И брак Морганы с сыном Али-Бабы был заключен без всяких проволочек в присутствии кади и свидетелей, среди увеселений и забав. И они тайно предали земле тело предводителя разбойников, закопав его в общую яму, послужившую могилою для его бывших товарищей, — да будет он проклят!
И после свадьбы своего сына…
На этом месте своего повествования Шахерезада заметила, что наступает утро, и скромно умолкла.
А когда наступила
она сказала:
А тело предводителя разбойников они тайно предали земле, закопав его в общую яму, послужившую могилою для его бывших товарищей, — да будет он проклят!
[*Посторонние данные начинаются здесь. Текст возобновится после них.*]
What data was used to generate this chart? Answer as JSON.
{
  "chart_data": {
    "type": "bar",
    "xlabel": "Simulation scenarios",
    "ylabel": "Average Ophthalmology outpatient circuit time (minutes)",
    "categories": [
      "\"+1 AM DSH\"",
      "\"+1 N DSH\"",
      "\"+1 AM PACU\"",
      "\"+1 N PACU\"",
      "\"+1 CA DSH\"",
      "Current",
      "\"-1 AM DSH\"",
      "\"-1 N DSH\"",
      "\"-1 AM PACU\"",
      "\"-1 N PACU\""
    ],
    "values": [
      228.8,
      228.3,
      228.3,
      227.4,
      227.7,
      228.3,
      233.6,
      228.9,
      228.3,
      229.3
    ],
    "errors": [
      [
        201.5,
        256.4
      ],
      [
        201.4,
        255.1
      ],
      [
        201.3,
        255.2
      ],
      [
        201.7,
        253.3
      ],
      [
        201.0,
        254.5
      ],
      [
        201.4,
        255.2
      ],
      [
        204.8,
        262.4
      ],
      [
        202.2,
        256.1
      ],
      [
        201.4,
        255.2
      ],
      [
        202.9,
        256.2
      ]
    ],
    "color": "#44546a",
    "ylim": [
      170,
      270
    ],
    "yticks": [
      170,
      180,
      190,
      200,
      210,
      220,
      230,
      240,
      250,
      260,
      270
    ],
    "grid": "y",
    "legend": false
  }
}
И после свадьбы своего сына Али-Баба, который был настолько благоразумен, что с этих пор следовал советам Морганы и прислушивался к ее мнению, некоторое время воздерживался от посещения пещеры из страха встретиться там с двумя разбойниками, судьба которых ему оставалась неизвестной и которые на самом деле, как ты уже это знаешь, о благословенный царь, были казнены по приказанию своего предводителя. И прошло не меньше года, пока он не успокоился и не решился посетить пещеру в сопровождении своего сына и предусмотрительной Морганы. И Моргана, которая приглядывалась ко всему во время пути, увидела, приблизившись к скале, что кустарники и большие травы совершенно загородили узкую тропинку, ведущую к ней, и что с другой стороны, на земле, не было видно ни малейших следов ноги человека или конского копыта. И она заключила из всего этого, что здесь уже долгое время никого не было. И она сказала Али-Бабе:
— О мой дядя, здесь все благополучно. Мы можем войти внутрь без всяких опасений.
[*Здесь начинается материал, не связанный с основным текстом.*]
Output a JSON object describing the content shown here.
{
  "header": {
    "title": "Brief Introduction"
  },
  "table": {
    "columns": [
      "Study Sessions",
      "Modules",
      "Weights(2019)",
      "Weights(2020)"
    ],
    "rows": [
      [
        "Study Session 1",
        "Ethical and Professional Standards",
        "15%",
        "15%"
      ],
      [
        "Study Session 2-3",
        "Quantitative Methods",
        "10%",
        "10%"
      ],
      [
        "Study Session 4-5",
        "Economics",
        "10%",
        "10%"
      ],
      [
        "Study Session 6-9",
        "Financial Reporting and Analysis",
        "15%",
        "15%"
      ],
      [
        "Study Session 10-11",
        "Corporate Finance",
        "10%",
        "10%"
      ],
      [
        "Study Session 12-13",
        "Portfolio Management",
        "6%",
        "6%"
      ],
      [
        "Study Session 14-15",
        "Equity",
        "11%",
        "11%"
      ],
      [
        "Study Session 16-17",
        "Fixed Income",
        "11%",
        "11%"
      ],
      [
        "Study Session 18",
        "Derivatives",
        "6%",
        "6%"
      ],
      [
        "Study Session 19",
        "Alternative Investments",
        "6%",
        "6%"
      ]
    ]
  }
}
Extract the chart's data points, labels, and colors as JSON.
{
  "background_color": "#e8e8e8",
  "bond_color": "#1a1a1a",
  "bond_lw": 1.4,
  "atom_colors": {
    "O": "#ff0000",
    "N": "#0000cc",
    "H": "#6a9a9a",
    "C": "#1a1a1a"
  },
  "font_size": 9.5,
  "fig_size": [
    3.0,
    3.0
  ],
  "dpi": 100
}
Тогда Али-Баба, протянув руку к каменной двери, произнес магическую формулу, сказав:
— Сезам, отворись!
И тотчас же, как это бывало раньше, каменная дверь повиновалась словам и, как будто толкаемая невидимыми служителями, открылась и свободно пропустила Али-Бабу, его сына и юную Моргану. И Али-Баба убедился, что ничто не переменилось со времени последнего его посещения этой сокровищницы, и он с гордостью показал Моргане и мужу ее сказочные сокровища, единственным обладателем которых сделался он отныне.
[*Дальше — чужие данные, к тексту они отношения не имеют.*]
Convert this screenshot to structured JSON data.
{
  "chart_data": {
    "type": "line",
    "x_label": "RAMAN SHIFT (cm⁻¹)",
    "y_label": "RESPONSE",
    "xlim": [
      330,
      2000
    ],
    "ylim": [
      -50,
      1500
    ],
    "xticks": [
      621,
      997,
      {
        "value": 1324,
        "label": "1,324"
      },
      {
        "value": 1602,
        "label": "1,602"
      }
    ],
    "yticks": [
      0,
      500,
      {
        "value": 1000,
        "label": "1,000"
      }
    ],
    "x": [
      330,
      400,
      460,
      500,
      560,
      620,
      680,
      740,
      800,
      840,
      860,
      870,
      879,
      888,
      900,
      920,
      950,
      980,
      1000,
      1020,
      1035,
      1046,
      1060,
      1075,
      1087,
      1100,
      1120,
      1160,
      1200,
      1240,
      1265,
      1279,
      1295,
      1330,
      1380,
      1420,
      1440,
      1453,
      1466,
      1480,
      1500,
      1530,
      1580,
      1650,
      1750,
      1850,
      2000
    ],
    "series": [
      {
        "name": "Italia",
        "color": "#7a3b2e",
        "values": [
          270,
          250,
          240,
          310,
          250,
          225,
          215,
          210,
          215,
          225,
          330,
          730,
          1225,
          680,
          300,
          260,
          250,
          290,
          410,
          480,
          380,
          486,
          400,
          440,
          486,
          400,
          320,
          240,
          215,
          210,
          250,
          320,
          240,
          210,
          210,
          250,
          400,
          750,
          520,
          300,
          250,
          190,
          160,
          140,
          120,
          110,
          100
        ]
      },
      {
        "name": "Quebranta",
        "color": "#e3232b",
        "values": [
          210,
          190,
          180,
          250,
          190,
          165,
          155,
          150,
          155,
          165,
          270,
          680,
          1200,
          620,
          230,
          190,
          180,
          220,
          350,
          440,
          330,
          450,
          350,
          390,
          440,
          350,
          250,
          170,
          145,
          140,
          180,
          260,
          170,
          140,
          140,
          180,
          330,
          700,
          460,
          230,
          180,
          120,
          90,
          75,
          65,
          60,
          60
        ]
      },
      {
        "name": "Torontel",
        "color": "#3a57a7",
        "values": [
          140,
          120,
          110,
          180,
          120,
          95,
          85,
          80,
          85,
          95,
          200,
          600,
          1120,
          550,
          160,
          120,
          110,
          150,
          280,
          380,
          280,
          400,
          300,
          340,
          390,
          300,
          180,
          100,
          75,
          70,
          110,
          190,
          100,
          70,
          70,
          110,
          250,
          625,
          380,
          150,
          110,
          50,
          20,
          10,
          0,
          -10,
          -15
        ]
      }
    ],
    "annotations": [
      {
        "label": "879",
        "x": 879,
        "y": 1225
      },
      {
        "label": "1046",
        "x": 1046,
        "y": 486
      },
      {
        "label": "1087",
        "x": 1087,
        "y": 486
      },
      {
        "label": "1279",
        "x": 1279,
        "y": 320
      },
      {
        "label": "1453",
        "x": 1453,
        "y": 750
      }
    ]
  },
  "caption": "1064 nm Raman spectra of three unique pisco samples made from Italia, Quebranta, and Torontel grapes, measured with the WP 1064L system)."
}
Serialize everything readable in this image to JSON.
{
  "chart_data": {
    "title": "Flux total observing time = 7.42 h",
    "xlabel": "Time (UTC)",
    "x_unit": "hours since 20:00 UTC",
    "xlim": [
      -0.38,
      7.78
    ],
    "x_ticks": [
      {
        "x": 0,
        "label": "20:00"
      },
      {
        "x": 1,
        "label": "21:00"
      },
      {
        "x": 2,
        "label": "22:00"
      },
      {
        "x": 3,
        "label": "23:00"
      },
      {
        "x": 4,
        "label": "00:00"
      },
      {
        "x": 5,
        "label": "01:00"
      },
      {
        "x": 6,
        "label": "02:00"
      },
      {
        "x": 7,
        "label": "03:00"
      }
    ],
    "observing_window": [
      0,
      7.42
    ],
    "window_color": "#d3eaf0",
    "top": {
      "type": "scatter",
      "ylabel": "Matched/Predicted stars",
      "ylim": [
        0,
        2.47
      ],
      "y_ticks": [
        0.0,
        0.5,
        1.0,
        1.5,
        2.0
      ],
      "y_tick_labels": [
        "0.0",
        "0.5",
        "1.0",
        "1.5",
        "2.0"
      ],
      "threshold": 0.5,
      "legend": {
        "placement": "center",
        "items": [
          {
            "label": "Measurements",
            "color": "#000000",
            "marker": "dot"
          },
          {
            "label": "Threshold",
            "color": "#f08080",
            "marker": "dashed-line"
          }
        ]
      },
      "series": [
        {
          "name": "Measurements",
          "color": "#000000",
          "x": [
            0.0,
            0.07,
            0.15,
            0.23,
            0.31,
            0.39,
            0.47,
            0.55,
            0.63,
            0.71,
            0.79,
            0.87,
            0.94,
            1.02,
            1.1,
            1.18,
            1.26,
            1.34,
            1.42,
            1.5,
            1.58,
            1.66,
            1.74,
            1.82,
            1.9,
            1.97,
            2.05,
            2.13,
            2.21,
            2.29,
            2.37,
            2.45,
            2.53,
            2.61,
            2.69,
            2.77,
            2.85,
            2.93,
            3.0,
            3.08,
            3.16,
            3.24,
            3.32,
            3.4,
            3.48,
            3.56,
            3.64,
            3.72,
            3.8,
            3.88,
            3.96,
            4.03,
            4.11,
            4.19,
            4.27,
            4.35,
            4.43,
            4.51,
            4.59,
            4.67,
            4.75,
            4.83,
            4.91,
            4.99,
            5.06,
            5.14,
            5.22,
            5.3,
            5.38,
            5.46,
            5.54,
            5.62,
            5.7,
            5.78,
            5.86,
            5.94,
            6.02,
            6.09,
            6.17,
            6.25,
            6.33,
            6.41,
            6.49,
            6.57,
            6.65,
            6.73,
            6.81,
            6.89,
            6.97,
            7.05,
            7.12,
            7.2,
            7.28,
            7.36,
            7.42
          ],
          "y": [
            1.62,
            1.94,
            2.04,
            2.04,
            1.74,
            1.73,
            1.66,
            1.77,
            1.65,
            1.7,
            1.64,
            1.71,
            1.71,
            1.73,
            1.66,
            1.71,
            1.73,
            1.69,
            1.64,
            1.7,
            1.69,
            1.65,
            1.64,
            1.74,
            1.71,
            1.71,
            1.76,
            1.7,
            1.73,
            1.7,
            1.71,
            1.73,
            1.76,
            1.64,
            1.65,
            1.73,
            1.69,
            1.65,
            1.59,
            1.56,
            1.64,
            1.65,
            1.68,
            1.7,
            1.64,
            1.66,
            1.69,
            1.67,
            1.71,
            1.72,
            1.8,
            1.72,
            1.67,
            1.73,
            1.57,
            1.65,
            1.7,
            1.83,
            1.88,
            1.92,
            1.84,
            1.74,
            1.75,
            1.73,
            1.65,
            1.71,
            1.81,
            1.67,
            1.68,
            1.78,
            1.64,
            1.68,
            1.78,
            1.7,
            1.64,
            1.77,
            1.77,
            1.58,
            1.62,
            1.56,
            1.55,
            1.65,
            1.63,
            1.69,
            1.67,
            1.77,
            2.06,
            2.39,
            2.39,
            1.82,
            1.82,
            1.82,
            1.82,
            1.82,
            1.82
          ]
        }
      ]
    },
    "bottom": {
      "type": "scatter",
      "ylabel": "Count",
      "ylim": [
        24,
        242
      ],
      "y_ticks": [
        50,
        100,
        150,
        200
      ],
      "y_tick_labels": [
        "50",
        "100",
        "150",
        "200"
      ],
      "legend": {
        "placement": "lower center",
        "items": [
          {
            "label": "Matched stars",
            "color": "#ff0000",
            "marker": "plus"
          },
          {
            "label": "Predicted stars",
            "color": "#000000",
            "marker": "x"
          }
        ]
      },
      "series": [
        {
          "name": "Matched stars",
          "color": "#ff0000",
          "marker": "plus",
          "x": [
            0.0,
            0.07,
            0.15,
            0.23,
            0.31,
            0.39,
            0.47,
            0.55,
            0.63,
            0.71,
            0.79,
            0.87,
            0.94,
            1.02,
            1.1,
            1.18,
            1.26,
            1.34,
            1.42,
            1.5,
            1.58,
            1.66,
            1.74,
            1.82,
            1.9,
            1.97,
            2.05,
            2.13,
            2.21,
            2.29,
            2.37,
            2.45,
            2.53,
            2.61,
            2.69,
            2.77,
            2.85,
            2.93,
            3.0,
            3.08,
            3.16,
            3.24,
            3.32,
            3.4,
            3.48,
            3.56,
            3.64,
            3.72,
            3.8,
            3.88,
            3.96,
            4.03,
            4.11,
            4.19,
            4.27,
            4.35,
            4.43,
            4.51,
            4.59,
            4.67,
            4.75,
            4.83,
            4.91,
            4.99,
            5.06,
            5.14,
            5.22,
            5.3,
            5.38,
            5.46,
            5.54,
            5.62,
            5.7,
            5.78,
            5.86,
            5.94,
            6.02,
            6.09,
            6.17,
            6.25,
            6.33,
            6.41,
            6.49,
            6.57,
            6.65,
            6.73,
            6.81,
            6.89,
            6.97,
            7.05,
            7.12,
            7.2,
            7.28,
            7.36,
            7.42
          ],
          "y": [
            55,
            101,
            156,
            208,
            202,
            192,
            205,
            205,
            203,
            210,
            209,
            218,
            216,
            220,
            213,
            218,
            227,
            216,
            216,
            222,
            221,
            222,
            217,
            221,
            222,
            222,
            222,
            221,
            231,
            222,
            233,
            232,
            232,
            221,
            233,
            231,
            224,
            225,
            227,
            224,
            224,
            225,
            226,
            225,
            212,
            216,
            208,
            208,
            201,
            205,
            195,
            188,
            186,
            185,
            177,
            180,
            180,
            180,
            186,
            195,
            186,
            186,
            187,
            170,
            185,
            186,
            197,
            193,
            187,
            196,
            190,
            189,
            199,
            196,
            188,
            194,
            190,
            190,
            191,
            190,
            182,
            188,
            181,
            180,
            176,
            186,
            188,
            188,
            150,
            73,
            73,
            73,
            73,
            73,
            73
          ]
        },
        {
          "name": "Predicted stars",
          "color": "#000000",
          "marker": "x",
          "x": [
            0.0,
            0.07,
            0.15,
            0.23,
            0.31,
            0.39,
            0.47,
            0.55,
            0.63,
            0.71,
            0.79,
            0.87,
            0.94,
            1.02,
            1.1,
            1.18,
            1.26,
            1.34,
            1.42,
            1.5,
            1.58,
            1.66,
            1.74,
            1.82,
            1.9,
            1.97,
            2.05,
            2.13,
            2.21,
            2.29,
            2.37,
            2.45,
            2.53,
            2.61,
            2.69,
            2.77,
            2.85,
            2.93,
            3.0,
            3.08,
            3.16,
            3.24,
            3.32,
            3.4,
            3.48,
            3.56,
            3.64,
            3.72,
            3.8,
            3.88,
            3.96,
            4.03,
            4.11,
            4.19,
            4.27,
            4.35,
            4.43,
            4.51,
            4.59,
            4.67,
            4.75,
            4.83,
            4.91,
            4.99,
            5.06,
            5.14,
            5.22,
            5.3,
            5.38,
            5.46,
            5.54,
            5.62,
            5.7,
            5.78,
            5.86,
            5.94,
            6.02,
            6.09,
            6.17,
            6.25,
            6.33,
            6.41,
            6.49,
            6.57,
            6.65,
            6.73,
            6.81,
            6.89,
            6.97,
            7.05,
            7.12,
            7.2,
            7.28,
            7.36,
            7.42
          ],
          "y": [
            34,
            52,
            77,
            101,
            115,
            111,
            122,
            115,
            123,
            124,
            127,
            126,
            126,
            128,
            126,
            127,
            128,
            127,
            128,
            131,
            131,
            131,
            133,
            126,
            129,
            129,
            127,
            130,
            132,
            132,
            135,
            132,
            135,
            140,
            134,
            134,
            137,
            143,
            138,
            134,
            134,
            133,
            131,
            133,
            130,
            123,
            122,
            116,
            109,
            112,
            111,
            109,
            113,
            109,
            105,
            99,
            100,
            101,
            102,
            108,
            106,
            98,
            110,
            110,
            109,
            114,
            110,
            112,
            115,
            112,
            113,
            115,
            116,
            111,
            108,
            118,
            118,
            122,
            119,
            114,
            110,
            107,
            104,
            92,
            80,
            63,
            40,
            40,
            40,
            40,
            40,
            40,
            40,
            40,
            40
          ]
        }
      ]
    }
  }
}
И когда всё осмотрели в пещере, они наполнили золотом и драгоценными камнями три большие мешка, принесенные с собой, и возвратились к себе, произнеся формулу закрытия. И после этого они жили в мире и благоденствии, пользуясь с умеренностью и благоразумием богатствами, ниспосланными им Воздаятелем, Который один велик и щедр. И таким образом Али-Баба, дровосек, собственник трех ослов, составлявших все его богатство, сделался благодаря судьбе своей и благодати Всевышнего самым богатым и самым почитаемым человеком в родном своем городе. Слава Тому, Кто дает без счету смиренным земли!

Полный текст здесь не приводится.